Het allermooiste verhaal is wel dat waarin Anansi verliefd wordt op de zon. Om zijn geliefde te bereiken beklimt hij een bergtop en, boven gekomen, merkt hij dat de zon nog steeds onmetelijk ver verwijderd is. De wind blaast hem, vastzittend aan zijn spindraad, omhoog en als hij op die manier vlakbij de zon komt verschroeit hij. Zijn as daalt neer op de aarde en geeft de begroeiing zoveel kracht dat die de aarde overwoekert. Daaruit kwamen de dieren tevoorschijn en de eerste mens.
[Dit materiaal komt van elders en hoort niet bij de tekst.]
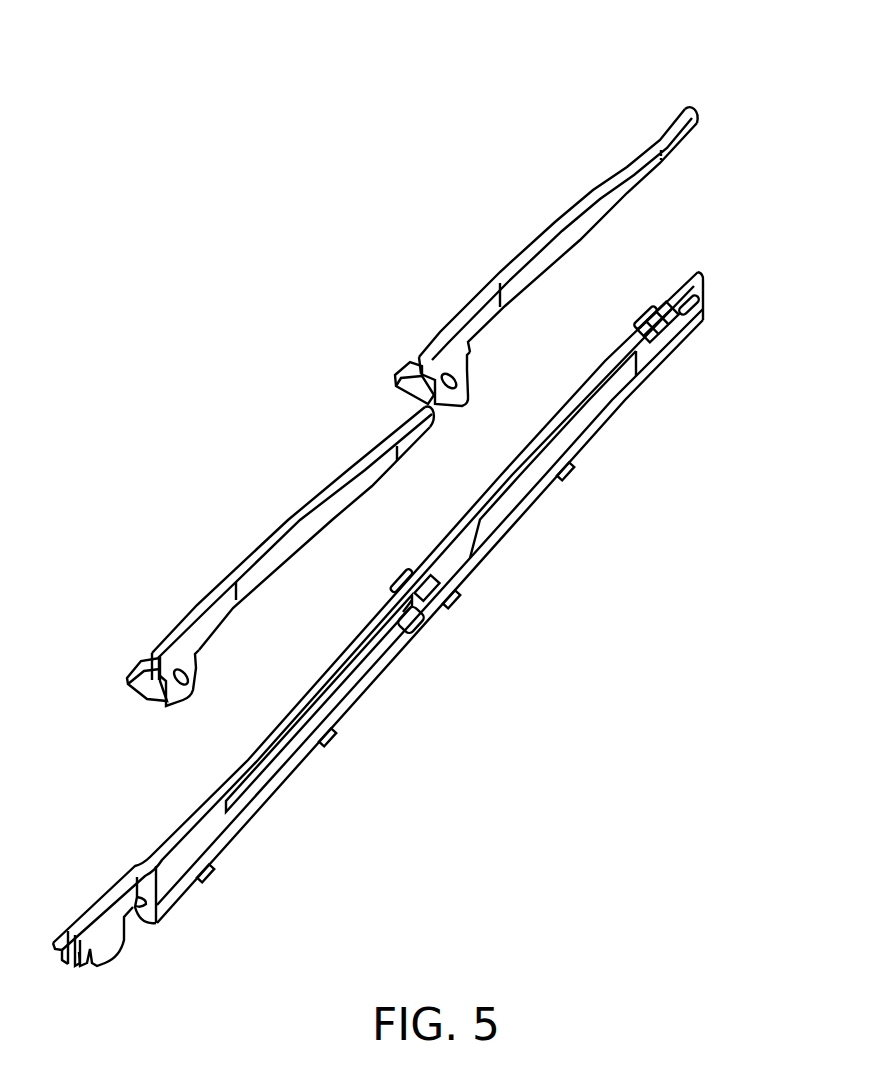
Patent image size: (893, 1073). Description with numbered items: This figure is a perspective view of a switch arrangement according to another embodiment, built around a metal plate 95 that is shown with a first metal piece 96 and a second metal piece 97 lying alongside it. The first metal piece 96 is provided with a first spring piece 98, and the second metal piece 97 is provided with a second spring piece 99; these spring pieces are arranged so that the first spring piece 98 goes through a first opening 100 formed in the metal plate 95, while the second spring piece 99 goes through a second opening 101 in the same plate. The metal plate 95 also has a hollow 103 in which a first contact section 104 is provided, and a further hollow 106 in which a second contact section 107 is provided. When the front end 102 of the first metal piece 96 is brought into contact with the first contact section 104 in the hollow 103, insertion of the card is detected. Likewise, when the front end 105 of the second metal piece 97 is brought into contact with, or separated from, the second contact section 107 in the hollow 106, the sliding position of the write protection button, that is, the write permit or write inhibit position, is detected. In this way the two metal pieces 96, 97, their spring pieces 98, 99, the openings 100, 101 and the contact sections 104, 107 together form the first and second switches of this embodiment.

Zo is het leven ontstaan. Verhalen om arachnofobie voor eens en voor altijd te overwinnen!
Overal kom je ze tegen, die immens grote, vliegende kakkerlakken. Die heb ik liever niet over de vloer. Als ik er bij ons thuis eentje zag rondscharrelen, dan zette ik er een zachte bezem op (met een harde lukt het niet), schoof het beest het terras op en met een geoefende golfswing liet ik hem in de belendende tuin terecht komen. Ik ben niet zo van dood slaan.
Over kaaimannen een meter naast onze veranda, piranha’s in de rivier, sapakara’s (hagedissen van ongeveer één meter lengte) in de tuin, heb ik het nu nog niet eens gehad.
Misschien niet voor iedereen de favoriete huisdieren. Maar vies? Of eng? Nee!